12:36 Something's Always Going Down (Something pt.4)

Last time we began digging into the melody of Something to see what makes this very beautiful odd song work.

Even though the song is all over the map melodically and structurally there is one unifying theme I've found. Let me state it up front. There's a whole lot of going down...erm...going down.

Let Me Take You Down

First the main verse melody steadily descends in the first two bars (0:05 - 0:17)

C B Bb c d c A

The next two lines broadly descend (0:19 - 0:24)

D C d B A G

This brings us to bar 7 of the verse. There's no descending melody but there's a counter melody running through the chord progression (0:27 - 0:38) which goes

A G# G F# F Eb D C

Here's that line with the chords that contain it

A (Am) G# (AmM7) G (Am7) F# (D9) F (F) Eb (Eb) D (G) C (C)

Couldn't you construct any line, heading in any direction, from any set of chords? Possibly. But the fact that the A G# G is the only movement over a static Am chord really makes it stand out and draws your ear to the line. (By the way the top three note of the D9 chord are A C E = Am again!)

There's a nice contrast too because the first occurrence (in bars 1-4) is over a 'major' chord progression, whereas the second (bars 5-6) happens within a 'minor' chord. The second progression also moves twice as fast as the first.

So having seen this descending idea move from the melody to the harmony now we arrive at the bridge. And descending figure moves into the bass 1:16 - 1:22).

A G# F# E D appears underneath the following chords

A (A) G#(C#m) F# (F#m) E (A) D (D)

After a couple of bars rest we get the distinctive chromatic run (1:24 - 1:28),

A G# G F# F E

Descending of course. After a repeat of the descending chords we get another run (1:38 - 1:42). The notes are different but the direction is the same -


There's one final downward chromatic line. Check out the cheeky little guitar fill Harrison adds at 2:48.

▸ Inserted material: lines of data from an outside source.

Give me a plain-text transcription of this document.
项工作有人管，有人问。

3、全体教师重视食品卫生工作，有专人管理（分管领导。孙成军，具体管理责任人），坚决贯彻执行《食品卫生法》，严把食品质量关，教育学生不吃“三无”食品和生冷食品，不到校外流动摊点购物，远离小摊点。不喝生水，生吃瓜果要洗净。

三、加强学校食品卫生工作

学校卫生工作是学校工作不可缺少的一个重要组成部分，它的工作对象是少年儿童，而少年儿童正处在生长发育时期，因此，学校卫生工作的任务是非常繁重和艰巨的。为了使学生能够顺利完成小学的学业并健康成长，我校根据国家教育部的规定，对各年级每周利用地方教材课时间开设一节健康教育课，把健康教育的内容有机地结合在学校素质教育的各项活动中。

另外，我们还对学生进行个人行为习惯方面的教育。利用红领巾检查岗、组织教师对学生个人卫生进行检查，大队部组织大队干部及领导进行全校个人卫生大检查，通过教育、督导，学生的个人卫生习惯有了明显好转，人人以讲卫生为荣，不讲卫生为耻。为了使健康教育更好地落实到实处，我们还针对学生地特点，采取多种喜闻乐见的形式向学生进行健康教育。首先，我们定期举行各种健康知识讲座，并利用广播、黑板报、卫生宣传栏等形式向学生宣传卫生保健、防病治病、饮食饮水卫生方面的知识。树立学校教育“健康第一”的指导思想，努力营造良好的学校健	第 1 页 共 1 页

Next time we'll take a closer look at what ties the lyrics together so effectively. But first we might see if George has Something on his Old Brown Shoe.


  1. Matt;
    I'm finding all this very interesting. As a newbie to song structure, though, it would help me if you would perhaps let us know where the chords you are talking about are located by anchoring them to the lyrics. I get a little lost otherwise.

    Really looking forward to "Old Brown Shoe". One of my favourite Beatles trax.

  2. Thanks Georgie - it's a bit complicated tying to lyrics as there are some parts that have no lyrics. I've included timings for everything instead and hope that will make things clearer. Let me know.

    You're really looking forward to Old Brown Shoe? Uh-oh!